I think there is a moment right now culturally where there is just a desire for more and more content, and compelling content: interesting stories, great character development. I think as long as you can deliver that to an audience and let them know that it's there (first and foremost, how they can get it, and whatever format they can get it in), they will consume it. But as we all know, the world has become much more digital. Everyone wants it now, and they want it whether they're confined to their homes or not. We're having an interesting moment in history right now, to say the least.
I don't see digital going away, or digital starting to recede. I think it will start to become and continue to be more additive, like you have said. I do expect that to happen.
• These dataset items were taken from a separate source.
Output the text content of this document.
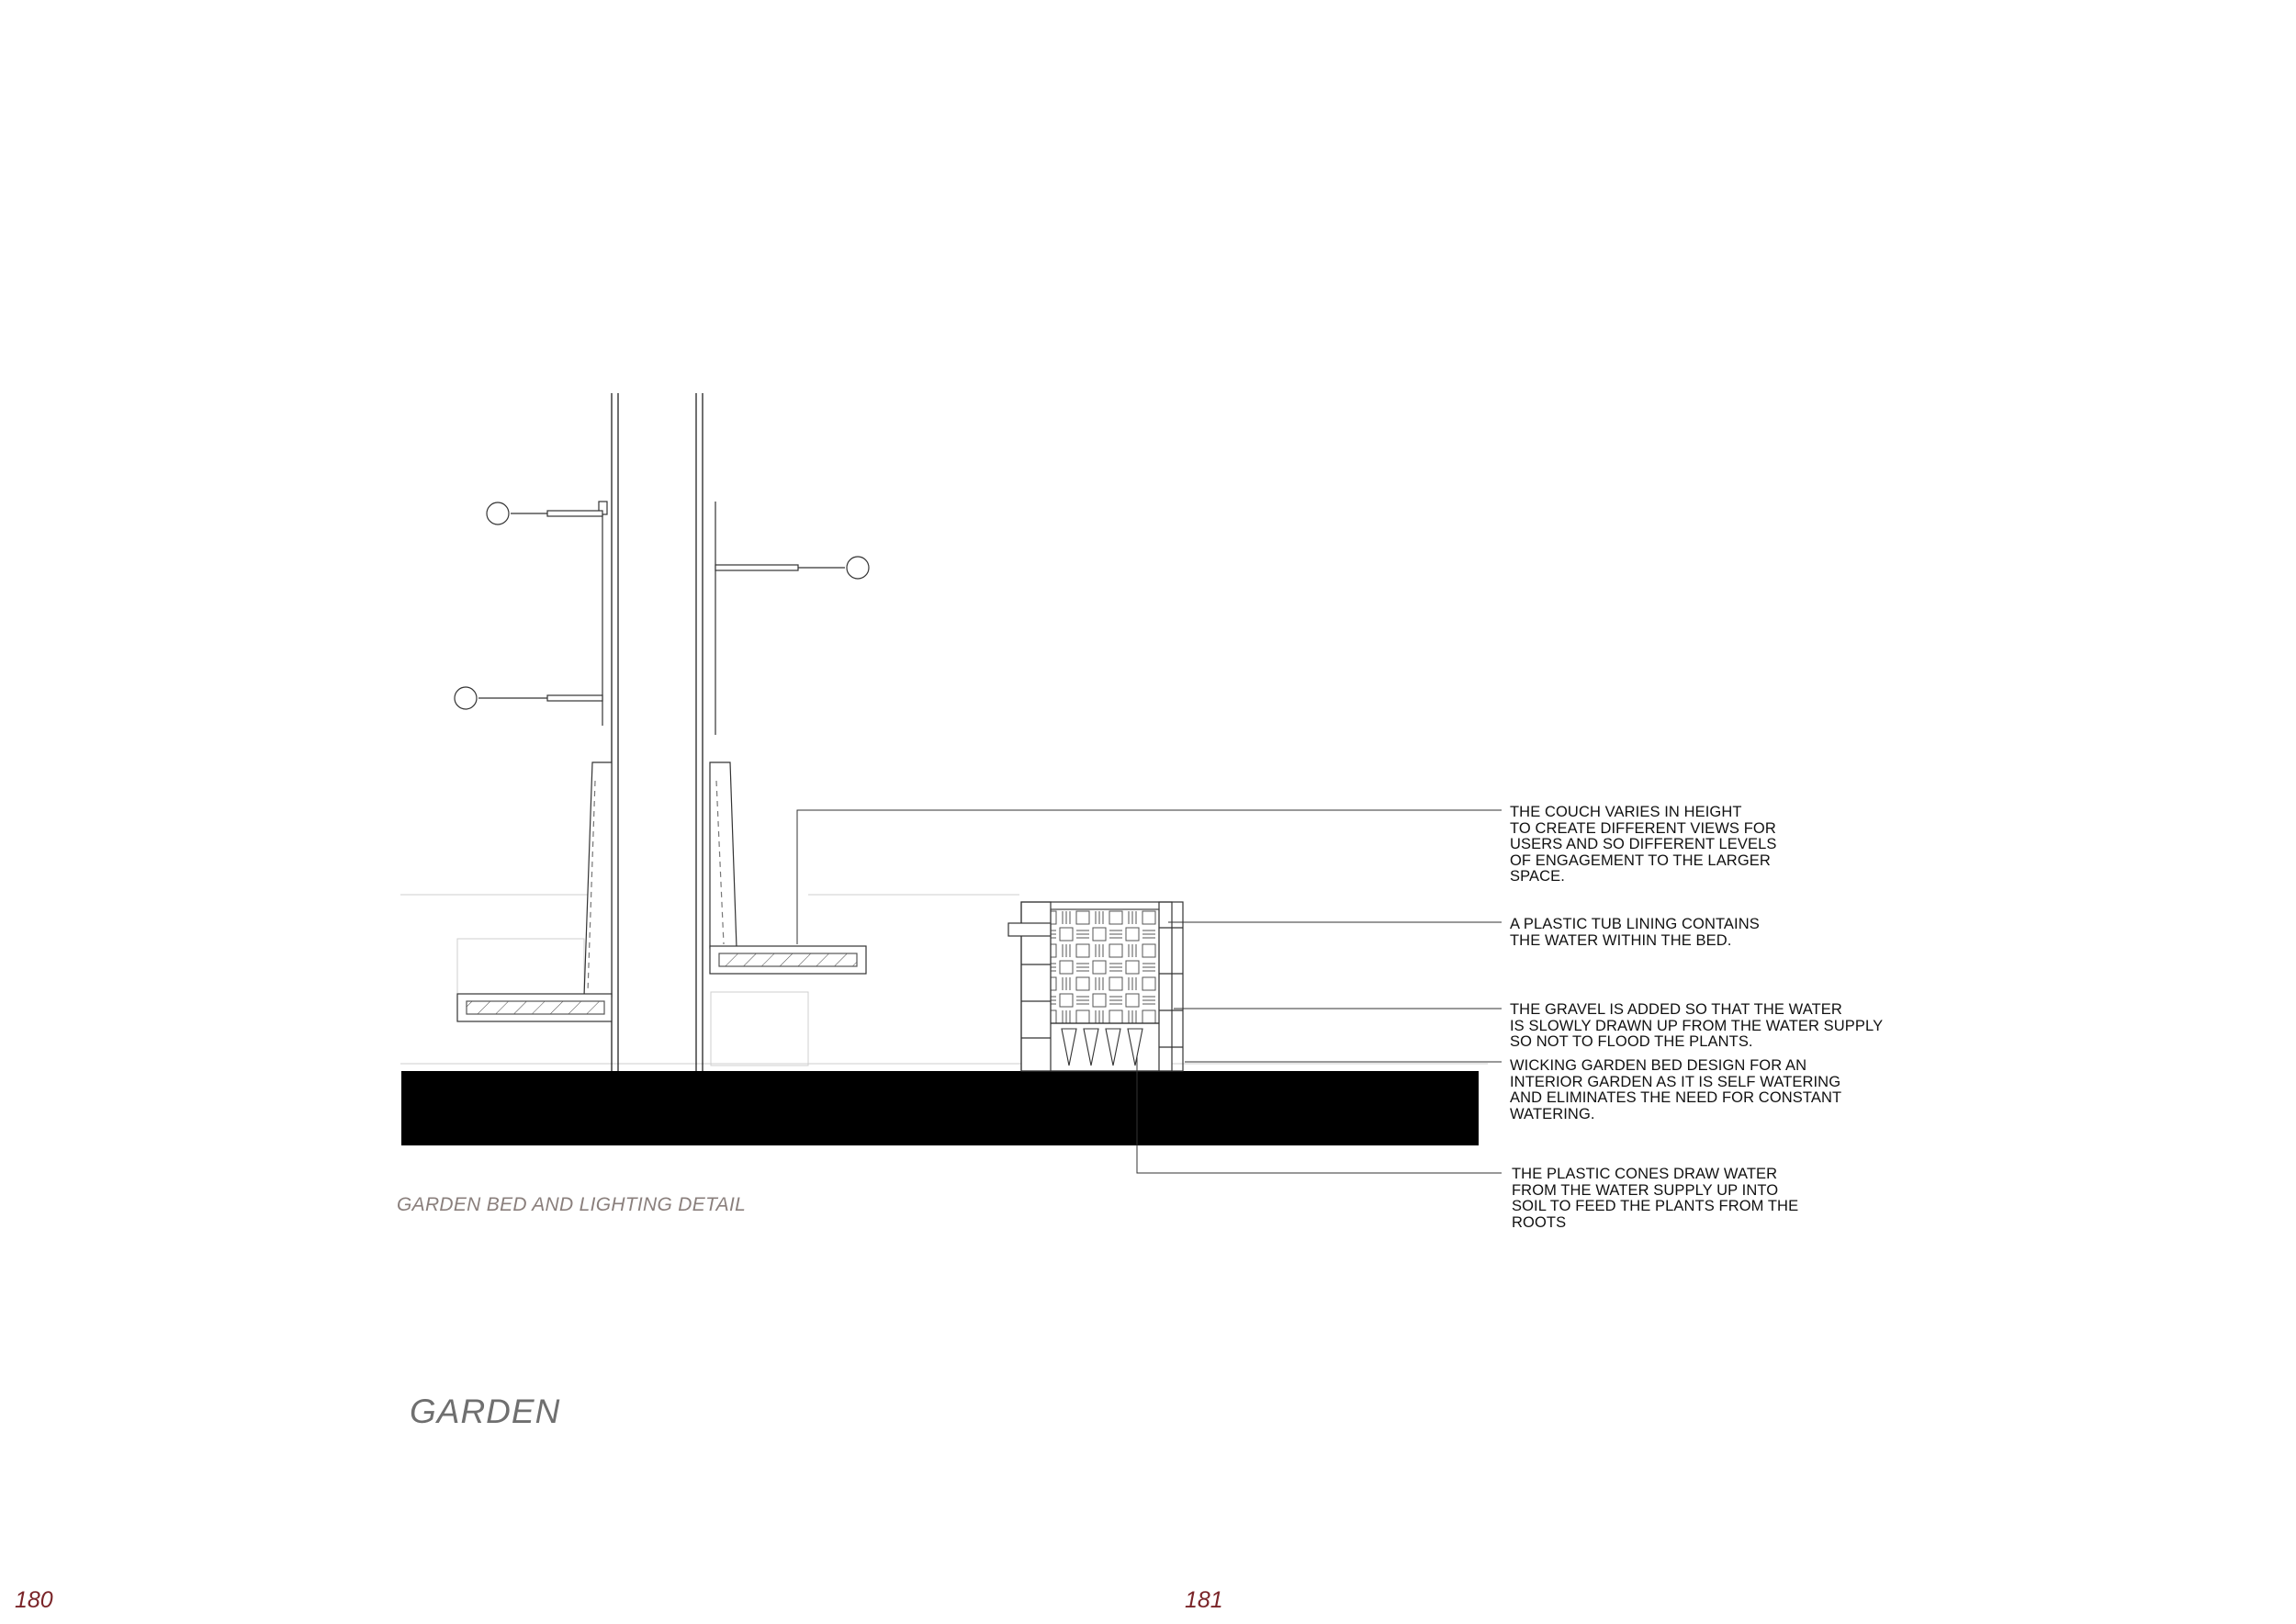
THE COUCH VARIES IN HEIGHT
TO CREATE DIFFERENT VIEWS FOR
USERS AND SO DIFFERENT LEVELS
OF ENGAGEMENT TO THE LARGER
SPACE.
A PLASTIC TUB LINING CONTAINS
THE WATER WITHIN THE BED.
THE GRAVEL IS ADDED SO THAT THE WATER
IS SLOWLY DRAWN UP FROM THE WATER SUPPLY
SO NOT TO FLOOD THE PLANTS.
WICKING GARDEN BED DESIGN FOR AN
INTERIOR GARDEN AS IT IS SELF WATERING
AND ELIMINATES THE NEED FOR CONSTANT
WATERING.
THE PLASTIC CONES DRAW WATER
FROM THE WATER SUPPLY UP INTO
SOIL TO FEED THE PLANTS FROM THE
ROOTS
GARDEN BED AND LIGHTING DETAIL
GARDEN
180	181
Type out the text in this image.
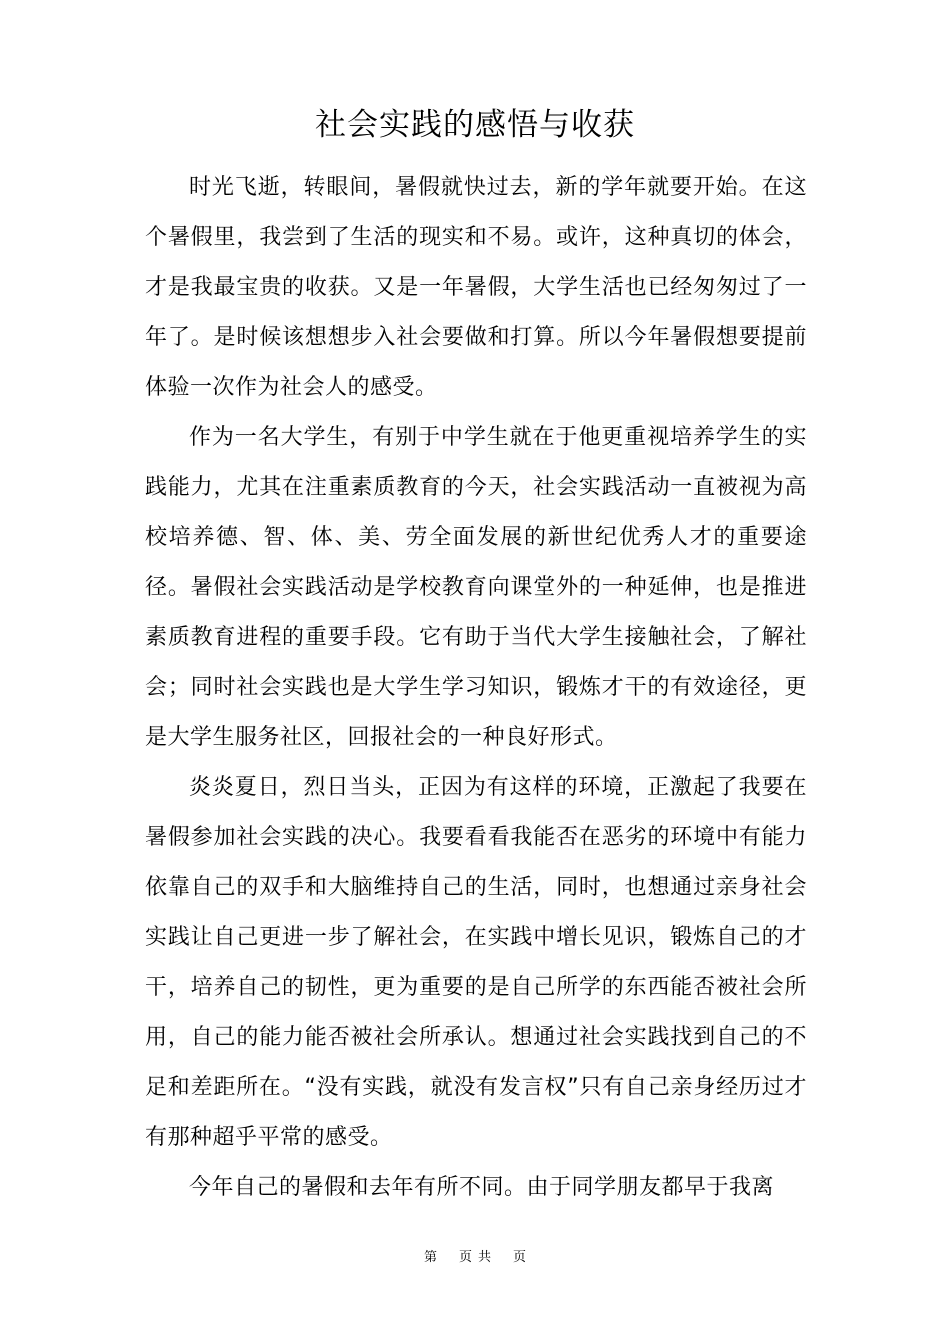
社会实践的感悟与收获

时光飞逝，转眼间，暑假就快过去，新的学年就要开始。在这个暑假里，我尝到了生活的现实和不易。或许，这种真切的体会，才是我最宝贵的收获。又是一年暑假，大学生活也已经匆匆过了一年了。是时候该想想步入社会要做和打算。所以今年暑假想要提前体验一次作为社会人的感受。

作为一名大学生，有别于中学生就在于他更重视培养学生的实践能力，尤其在注重素质教育的今天，社会实践活动一直被视为高校培养德、智、体、美、劳全面发展的新世纪优秀人才的重要途径。暑假社会实践活动是学校教育向课堂外的一种延伸，也是推进素质教育进程的重要手段。它有助于当代大学生接触社会，了解社会；同时社会实践也是大学生学习知识，锻炼才干的有效途径，更是大学生服务社区，回报社会的一种良好形式。

炎炎夏日，烈日当头，正因为有这样的环境，正激起了我要在暑假参加社会实践的决心。我要看看我能否在恶劣的环境中有能力依靠自己的双手和大脑维持自己的生活，同时，也想通过亲身社会实践让自己更进一步了解社会，在实践中增长见识，锻炼自己的才干，培养自己的韧性，更为重要的是自己所学的东西能否被社会所用，自己的能力能否被社会所承认。想通过社会实践找到自己的不足和差距所在。“没有实践，就没有发言权”只有自己亲身经历过才有那种超乎平常的感受。

今年自己的暑假和去年有所不同。由于同学朋友都早于我离

第 页 共 页
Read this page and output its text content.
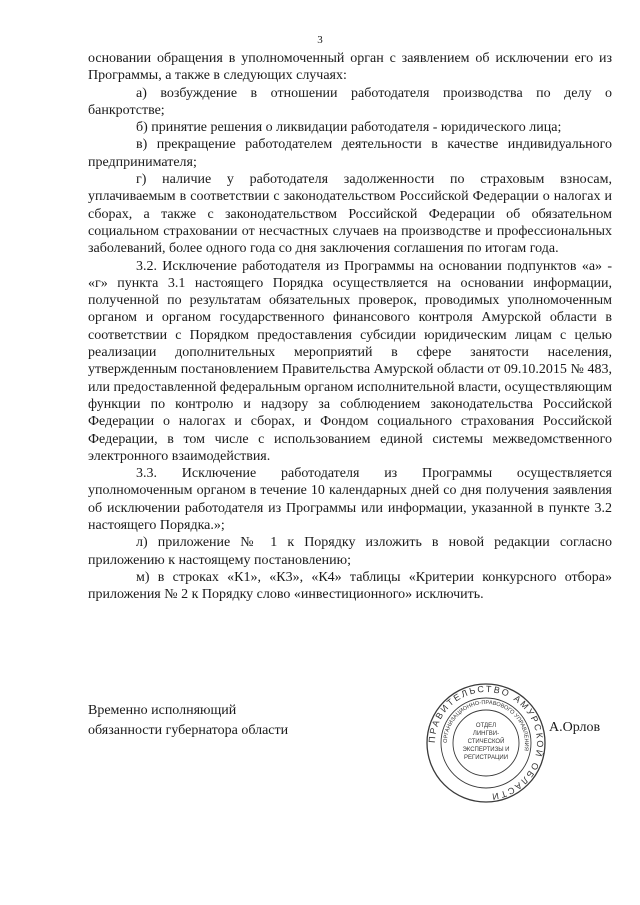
3

основании обращения в уполномоченный орган с заявлением об исключении его из Программы, а также в следующих случаях:

а) возбуждение в отношении работодателя производства по делу о банкротстве;

б) принятие решения о ликвидации работодателя - юридического лица;

в) прекращение работодателем деятельности в качестве индивидуального предпринимателя;

г) наличие у работодателя задолженности по страховым взносам, уплачиваемым в соответствии с законодательством Российской Федерации о налогах и сборах, а также с законодательством Российской Федерации об обязательном социальном страховании от несчастных случаев на производстве и профессиональных заболеваний, более одного года со дня заключения соглашения по итогам года.

3.2. Исключение работодателя из Программы на основании подпунктов «а» - «г» пункта 3.1 настоящего Порядка осуществляется на основании информации, полученной по результатам обязательных проверок, проводимых уполномоченным органом и органом государственного финансового контроля Амурской области в соответствии с Порядком предоставления субсидии юридическим лицам с целью реализации дополнительных мероприятий в сфере занятости населения, утвержденным постановлением Правительства Амурской области от 09.10.2015 № 483, или предоставленной федеральным органом исполнительной власти, осуществляющим функции по контролю и надзору за соблюдением законодательства Российской Федерации о налогах и сборах, и Фондом социального страхования Российской Федерации, в том числе с использованием единой системы межведомственного электронного взаимодействия.

3.3. Исключение работодателя из Программы осуществляется уполномоченным органом в течение 10 календарных дней со дня получения заявления об исключении работодателя из Программы или информации, указанной в пункте 3.2 настоящего Порядка.»;

л) приложение № 1 к Порядку изложить в новой редакции согласно приложению к настоящему постановлению;

м) в строках «К1», «К3», «К4» таблицы «Критерии конкурсного отбора» приложения № 2 к Порядку слово «инвестиционного» исключить.

Временно исполняющий
обязанности губернатора области	А.Орлов
ПРАВИТЕЛЬСТВО АМУРСКОЙ ОБЛАСТИ
ОРГАНИЗАЦИОННО-ПРАВОВОГО УПРАВЛЕНИЯ
ОТДЕЛ
ЛИНГВИ-
СТИЧЕСКОЙ
ЭКСПЕРТИЗЫ И
РЕГИСТРАЦИИ
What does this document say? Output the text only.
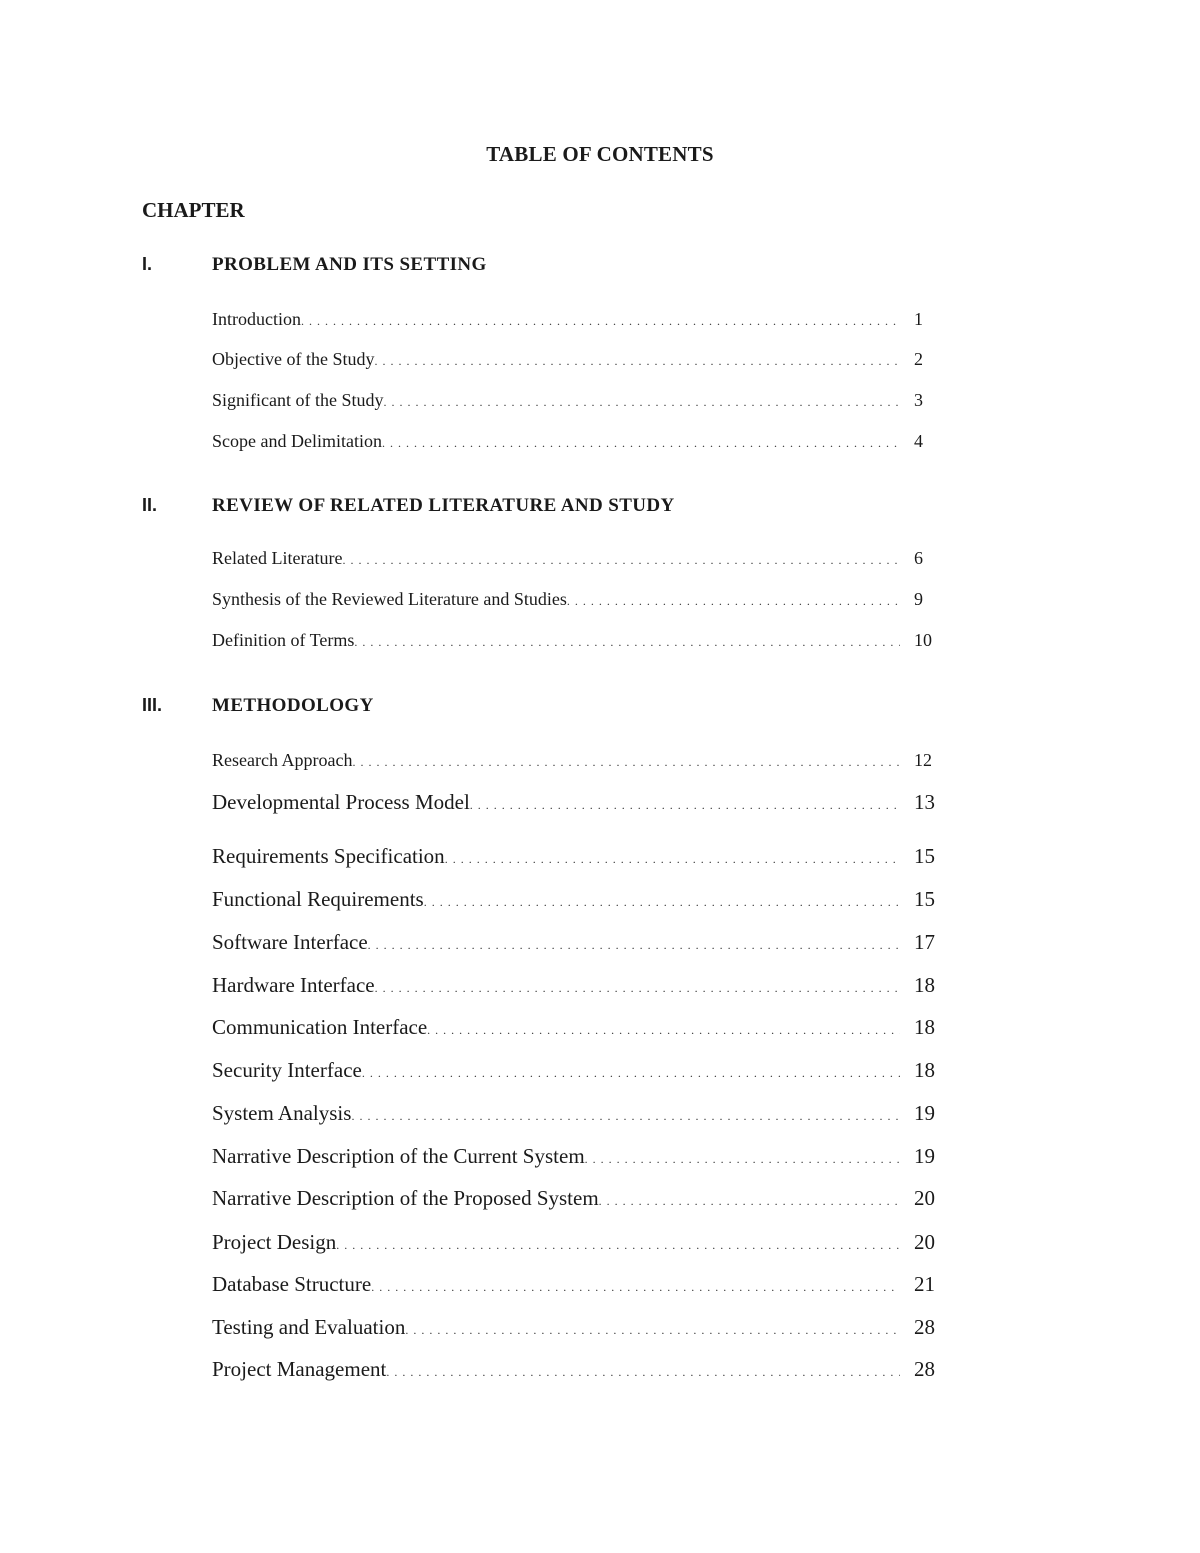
TABLE OF CONTENTS
CHAPTER
I.	PROBLEM AND ITS SETTING
Introduction . . .	1
Objective of the Study . . .	2
Significant of the Study . . .	3
Scope and Delimitation . . .	4
II.	REVIEW OF RELATED LITERATURE AND STUDY
Related Literature . . .	6
Synthesis of the Reviewed Literature and Studies . . .	9
Definition of Terms . . .	10
III.	METHODOLOGY
Research Approach . . .	12
Developmental Process Model . . .	13
Requirements Specification . . .	15
Functional Requirements . . .	15
Software Interface . . .	17
Hardware Interface . . .	18
Communication Interface . . .	18
Security Interface . . .	18
System Analysis . . .	19
Narrative Description of the Current System . . .	19
Narrative Description of the Proposed System . . .	20
Project Design . . .	20
Database Structure . . .	21
Testing and Evaluation . . .	28
Project Management . . .	28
I think it was June (sometime earlier this summer) that BookScan was actually talking about some of the growth that they have seen overall in the industry, and called out some points around digital.
It's just a market that continues to grow, and I think everyone is attached to their phones, and they're attached to their devices. They want to have that content, and they want to have it as soon as possible. We're happy to be a part of the industry that can give them that great story content.
Daihei Shiohama: Currently, the manga market in Japan is just not comparable to the United States in size, and also in audiences. In Japan, manga is not only for YA kids, it is almost for the whole demographic up to the seniors, like all of the other story-oriented products. Manga is a source for TV drama, action movies, not to mention anime, also gaming. So manga is already established as the source of the entire entertainment industry. Digital and print are coexisting; then it depends on people's preferences; some choose to read it on a small screen; some people are accustomed to reading the paper manga magazines and stuff like that.
Here in the United States, I'm sure you know that manga became anime, but people don't know that manga is the source, and the relationship is for the manga to have the anime exposed already. In Japan anime are made after the manga became successful. Now here in the United States, anime is enlarging the market. All the major manga publishers (VIZ Media, Kodansha, Yen Press, with Kadokawa, and also Square Enix) already have their own business in the U.S., and they intend to come out with more strength in digital. That should enlarge the business.
Anime is getting to be more and more popular on the video streaming services, including Netflix and Amazon. Manga titles are going to be more available to all those publishers as well as what we do from Media Do International on print and digital. Anime catalogs are going to be expanded from all those streaming companies, which means that stories from the manga are becoming exposed to other audiences. These should contribute to the expansion of the whole manga/anime business here in the United States, both digital and print.
Kawasaki: To add to what Daihei was saying, out there is definitely a new reader coming into the market, usually on the younger side because as they're discovering anime on all of those services and it's much easier to access, and there's much more of that content. There's definitely a correlation with the consumption of digital and print manga. You can see in book sales and e-book sales that there are new readers coming into the market, and it's not as niche as it was before. Now there's more exposure and then more readership because of that.
I think it's a very unique time in the market for manga and graphic novels. I'm sure you're acutely aware of this because on your own site, you've seen the sales for manga taking the top spot on graphic novel charts. There is definitely room for growth and it's going to continue to grow. It's a new generation of readers for manga on top of those of us who might have discovered it a little while ago.